李君羡领命去缉拿张亮,但是刚刚出去盏茶功夫,便又转了回来。
“陛下,郧国公已于殿外等候,前来请罪。”
“哦?呵呵,”李二陛下阴着脸冷笑两声,“他倒是识相,一见事不可为、机密外泄,便想着主动坦白,以示磊落,宣他进殿,朕倒要听听他怎么说!”
“诺!”
一个内侍领命,躬身退出大殿。
似李君羡这等武官,虽然随时在皇帝面前听候差遣,却也不是什么跑腿学舌的事儿都得他干,这等事自有内侍前去宣召。说起来,古往今来那么多朝代,大抵李二陛下的时候内侍太监的地位是最低的。
当然,到了那位不着调的李隆基那会儿,便又信赖起太监来。
好生想一想,似乎每一个特别重用太监协理中枢的皇帝,都没什么好下场?
房俊走些走神的时候,殿外脚步声响,随即,一个人急步入殿,“噗通”跪在李二陛下面前,大哭道:“陛下,微臣知错了!”
房俊无语的看着这一幕,您好歹也是个国公啊,拜托能不能有点尊严,起码也要狡辩几句再投降啊……
李二陛下面无表情:“唔?爱卿何罪之有?”
似乎听不懂皇帝讥讽的话语,张亮以头顿地,砰砰作响,涕泪横流道:“微臣被家中幼子断手之事迷了心窍,一心只想要房俊付出代价,却罔顾陛下的圣恩,居然一时忘记若是伤了他,岂非令公主殿下伤心?都是微臣糊涂啊,微臣跟着陛下东征西讨、临阵无数,陛下对微臣恩比天高,都是微臣狼心狗肺,请陛下治罪……”
房俊目瞪口呆,你特么犯的是国法、是军规啊,怎么拐着弯儿的避重就轻,反而求起人情来了?
这家伙果然奸诈!
果不其然,他这么悔不当初的一说,李二陛下面上的表情便缓和下来。
说到底,这张亮也不过是复仇心切,虽然手段确实出格,却也不是不可原谅。自家儿子的手被剁掉了,搁在谁身上,不得咬牙切齿恨不得将仇人宰了?

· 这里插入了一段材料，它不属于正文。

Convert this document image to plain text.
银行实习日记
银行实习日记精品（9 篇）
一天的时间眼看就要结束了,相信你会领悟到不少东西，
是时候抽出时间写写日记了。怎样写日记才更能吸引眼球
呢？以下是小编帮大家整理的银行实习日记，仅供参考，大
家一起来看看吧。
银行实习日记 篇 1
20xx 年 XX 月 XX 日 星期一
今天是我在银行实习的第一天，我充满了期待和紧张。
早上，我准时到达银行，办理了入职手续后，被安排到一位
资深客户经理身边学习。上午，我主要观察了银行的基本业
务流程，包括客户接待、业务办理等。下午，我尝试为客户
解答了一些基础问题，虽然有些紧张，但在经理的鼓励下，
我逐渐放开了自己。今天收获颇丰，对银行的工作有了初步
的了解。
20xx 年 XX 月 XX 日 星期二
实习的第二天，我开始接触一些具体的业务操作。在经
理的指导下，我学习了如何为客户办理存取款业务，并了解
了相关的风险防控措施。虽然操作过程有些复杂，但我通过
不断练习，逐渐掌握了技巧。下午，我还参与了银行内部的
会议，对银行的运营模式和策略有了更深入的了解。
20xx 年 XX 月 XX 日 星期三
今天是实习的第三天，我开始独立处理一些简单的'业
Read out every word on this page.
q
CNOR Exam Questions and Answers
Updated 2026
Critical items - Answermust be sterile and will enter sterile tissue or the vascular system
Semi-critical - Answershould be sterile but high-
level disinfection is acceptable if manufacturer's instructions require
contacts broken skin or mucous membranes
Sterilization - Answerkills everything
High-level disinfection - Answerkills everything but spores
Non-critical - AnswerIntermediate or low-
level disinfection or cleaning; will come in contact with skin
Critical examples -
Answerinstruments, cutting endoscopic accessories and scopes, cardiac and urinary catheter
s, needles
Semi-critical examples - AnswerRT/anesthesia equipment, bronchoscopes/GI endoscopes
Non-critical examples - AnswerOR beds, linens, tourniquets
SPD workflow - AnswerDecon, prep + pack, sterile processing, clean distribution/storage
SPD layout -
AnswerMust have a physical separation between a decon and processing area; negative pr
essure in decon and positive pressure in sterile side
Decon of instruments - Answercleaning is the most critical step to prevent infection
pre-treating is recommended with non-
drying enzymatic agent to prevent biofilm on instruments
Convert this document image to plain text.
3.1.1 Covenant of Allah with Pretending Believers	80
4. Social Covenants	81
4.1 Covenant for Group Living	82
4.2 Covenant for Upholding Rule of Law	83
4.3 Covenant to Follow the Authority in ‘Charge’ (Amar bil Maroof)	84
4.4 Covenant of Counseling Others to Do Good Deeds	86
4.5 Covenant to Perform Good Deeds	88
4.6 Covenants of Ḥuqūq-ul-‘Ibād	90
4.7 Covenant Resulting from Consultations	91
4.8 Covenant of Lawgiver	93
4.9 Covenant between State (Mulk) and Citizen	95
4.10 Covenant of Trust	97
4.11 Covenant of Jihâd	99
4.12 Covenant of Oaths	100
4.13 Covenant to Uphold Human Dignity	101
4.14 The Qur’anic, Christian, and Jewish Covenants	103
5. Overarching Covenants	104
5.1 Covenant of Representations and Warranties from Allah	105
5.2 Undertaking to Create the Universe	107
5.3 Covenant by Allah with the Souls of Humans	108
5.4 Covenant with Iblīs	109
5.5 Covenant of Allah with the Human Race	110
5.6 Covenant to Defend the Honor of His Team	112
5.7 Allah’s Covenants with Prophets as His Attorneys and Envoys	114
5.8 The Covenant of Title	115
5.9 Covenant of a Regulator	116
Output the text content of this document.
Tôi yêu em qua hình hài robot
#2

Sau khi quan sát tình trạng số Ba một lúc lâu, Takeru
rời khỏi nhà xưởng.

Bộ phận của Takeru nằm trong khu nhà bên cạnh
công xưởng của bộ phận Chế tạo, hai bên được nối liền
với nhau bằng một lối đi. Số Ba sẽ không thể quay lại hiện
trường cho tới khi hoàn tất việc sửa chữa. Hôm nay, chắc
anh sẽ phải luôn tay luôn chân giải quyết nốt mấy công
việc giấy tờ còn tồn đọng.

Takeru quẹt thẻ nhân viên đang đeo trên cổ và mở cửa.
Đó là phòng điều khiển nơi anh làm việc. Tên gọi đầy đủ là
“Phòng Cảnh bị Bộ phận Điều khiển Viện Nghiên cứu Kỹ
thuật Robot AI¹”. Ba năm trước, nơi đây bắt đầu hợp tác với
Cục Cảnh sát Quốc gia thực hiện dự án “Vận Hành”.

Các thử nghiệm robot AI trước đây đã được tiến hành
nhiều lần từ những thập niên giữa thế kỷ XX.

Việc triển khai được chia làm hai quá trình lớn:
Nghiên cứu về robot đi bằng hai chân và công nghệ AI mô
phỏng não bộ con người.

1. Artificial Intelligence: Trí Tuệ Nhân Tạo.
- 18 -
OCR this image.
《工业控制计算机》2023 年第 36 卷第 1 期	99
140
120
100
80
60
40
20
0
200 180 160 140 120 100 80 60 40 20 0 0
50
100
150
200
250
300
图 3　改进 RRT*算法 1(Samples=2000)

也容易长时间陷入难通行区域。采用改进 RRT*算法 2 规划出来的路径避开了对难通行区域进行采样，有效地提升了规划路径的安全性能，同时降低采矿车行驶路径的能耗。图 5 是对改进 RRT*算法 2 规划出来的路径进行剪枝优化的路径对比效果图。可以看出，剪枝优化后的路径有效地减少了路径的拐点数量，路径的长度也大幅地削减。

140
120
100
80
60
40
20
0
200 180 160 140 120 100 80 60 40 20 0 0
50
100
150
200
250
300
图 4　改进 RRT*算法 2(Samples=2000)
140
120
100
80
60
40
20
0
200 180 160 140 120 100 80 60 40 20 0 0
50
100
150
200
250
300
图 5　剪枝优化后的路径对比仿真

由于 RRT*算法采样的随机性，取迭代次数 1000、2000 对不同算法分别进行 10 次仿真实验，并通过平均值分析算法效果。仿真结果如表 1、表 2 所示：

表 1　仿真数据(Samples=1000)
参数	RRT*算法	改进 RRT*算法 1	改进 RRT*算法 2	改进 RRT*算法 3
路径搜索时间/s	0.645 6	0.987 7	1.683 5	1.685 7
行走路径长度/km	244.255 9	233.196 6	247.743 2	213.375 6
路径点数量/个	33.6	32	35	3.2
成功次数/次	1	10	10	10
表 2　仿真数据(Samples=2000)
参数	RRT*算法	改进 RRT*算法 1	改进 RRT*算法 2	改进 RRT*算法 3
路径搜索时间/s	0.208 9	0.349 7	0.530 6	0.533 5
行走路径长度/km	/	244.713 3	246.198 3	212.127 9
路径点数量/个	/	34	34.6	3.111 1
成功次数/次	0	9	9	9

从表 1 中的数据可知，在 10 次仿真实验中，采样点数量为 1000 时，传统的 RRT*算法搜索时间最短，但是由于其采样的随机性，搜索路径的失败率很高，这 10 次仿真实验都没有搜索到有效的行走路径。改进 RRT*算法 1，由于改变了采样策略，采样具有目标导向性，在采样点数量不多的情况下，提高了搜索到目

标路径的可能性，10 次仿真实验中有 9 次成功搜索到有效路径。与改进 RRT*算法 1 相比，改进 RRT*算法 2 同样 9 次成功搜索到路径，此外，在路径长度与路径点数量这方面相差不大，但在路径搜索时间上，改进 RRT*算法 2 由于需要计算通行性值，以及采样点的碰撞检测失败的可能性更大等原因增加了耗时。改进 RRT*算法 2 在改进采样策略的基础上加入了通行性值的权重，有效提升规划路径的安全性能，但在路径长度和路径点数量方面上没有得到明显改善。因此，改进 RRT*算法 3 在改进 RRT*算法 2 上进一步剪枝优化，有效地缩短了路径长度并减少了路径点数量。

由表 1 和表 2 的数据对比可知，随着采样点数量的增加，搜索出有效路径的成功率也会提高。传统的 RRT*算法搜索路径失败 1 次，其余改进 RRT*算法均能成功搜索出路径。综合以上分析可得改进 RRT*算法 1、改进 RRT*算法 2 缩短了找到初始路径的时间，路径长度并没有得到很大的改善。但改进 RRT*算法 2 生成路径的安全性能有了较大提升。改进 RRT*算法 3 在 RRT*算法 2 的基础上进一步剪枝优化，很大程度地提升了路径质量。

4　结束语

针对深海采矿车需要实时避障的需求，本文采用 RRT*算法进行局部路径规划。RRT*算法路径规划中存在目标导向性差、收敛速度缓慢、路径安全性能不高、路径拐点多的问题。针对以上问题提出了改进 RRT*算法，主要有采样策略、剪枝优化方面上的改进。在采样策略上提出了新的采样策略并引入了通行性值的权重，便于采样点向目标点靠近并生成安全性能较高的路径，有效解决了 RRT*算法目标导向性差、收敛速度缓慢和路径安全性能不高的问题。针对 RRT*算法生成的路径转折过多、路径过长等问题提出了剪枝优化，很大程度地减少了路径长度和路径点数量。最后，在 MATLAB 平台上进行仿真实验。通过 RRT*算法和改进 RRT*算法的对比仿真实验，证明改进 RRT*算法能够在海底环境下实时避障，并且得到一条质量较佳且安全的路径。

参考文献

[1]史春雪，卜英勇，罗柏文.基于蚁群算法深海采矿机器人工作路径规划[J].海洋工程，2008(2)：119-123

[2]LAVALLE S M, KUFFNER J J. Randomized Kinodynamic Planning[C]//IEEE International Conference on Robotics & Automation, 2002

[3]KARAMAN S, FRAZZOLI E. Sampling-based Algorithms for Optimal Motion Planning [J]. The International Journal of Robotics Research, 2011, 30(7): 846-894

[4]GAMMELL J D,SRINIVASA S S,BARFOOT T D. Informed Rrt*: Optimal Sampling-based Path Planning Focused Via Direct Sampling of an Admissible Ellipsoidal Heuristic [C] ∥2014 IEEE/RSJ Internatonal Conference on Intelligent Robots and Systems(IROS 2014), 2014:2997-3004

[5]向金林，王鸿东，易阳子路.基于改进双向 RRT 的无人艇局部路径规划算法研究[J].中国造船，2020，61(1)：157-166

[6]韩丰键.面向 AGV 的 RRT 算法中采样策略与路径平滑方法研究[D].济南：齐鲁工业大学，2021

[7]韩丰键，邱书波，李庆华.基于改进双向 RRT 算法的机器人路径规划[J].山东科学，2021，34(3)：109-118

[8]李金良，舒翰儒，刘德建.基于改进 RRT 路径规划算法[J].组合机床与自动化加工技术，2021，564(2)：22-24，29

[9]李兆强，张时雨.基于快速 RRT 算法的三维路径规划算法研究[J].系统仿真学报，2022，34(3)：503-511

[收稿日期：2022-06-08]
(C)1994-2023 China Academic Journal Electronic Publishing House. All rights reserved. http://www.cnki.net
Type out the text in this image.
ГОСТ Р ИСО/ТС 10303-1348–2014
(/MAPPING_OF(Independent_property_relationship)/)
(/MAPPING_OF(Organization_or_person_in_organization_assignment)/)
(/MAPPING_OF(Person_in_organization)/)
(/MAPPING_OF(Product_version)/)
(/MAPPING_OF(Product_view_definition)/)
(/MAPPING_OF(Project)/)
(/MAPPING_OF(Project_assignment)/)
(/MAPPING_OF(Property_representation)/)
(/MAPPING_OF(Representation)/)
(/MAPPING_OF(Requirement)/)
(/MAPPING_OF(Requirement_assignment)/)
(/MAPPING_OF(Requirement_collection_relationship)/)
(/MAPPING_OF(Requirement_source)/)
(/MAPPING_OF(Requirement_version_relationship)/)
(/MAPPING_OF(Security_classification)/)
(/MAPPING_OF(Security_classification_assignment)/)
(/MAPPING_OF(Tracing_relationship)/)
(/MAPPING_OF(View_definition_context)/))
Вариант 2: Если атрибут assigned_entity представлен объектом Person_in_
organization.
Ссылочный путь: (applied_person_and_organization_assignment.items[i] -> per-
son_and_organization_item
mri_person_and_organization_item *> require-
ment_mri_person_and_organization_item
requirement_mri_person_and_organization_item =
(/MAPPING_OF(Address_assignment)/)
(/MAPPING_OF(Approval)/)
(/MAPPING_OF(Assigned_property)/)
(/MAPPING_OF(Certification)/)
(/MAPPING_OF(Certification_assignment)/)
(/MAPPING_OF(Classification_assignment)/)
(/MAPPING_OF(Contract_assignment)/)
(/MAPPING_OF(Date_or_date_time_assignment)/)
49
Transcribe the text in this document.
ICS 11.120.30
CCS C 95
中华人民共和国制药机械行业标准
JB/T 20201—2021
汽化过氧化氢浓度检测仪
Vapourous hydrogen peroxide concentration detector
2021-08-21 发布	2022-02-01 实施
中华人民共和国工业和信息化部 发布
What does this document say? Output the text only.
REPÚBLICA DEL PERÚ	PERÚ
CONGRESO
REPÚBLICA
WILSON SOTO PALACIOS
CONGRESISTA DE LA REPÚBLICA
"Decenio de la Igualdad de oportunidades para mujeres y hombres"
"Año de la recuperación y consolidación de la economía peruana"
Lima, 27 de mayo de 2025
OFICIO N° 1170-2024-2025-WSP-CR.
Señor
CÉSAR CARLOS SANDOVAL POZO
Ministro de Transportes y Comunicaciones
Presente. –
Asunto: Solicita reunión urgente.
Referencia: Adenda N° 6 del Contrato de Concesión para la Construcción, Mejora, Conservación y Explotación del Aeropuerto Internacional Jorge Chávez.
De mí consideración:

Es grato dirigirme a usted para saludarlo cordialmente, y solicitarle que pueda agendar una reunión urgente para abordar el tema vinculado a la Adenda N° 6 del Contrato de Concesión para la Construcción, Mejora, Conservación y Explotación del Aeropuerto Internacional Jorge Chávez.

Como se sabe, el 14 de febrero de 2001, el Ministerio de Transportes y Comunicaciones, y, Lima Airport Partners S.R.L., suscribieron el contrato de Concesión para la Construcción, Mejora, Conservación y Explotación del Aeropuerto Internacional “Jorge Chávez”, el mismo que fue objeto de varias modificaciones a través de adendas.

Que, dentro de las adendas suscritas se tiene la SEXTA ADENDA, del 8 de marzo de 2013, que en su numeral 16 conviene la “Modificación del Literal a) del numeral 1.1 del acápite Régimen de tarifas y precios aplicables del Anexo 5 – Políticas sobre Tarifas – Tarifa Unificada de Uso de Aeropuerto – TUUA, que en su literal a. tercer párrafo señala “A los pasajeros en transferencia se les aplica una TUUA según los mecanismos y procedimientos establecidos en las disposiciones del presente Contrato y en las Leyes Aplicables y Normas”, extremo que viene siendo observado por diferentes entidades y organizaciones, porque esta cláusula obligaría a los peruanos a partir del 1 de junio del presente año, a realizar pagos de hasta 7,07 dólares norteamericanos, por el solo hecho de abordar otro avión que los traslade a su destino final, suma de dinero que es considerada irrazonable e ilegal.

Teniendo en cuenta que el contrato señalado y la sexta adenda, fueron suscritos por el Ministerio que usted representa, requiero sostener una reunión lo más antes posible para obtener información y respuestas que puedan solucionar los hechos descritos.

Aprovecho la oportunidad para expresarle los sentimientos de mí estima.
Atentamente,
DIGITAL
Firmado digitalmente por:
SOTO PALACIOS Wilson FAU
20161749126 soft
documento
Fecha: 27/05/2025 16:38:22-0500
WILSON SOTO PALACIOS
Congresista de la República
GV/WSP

况且张亮一来就说后悔上了房俊,惹得自己的闺女伤心,这分明是将这份君臣之情放在国法军规之上,如此忠心,自己怎忍心责怪?
当然,李二陛下还没有老糊涂,这番说辞中也不排除张亮避重就轻、想要博取同情的小心思。
但是正如张亮所说,追随自己东征西讨,面临多少生死存亡、九死一生?武德九年的时候,自己与太子建成的矛盾激化,张亮奉命到洛阳,秘密联结山东豪杰,以备局势变化。齐王元吉得知,便到高祖皇帝面前告发张亮图谋不轨。高祖皇帝命有司拷问张亮,各般大刑轮番使用,张亮却紧守秘密,不曾吐露一丝一毫,最终得以释放。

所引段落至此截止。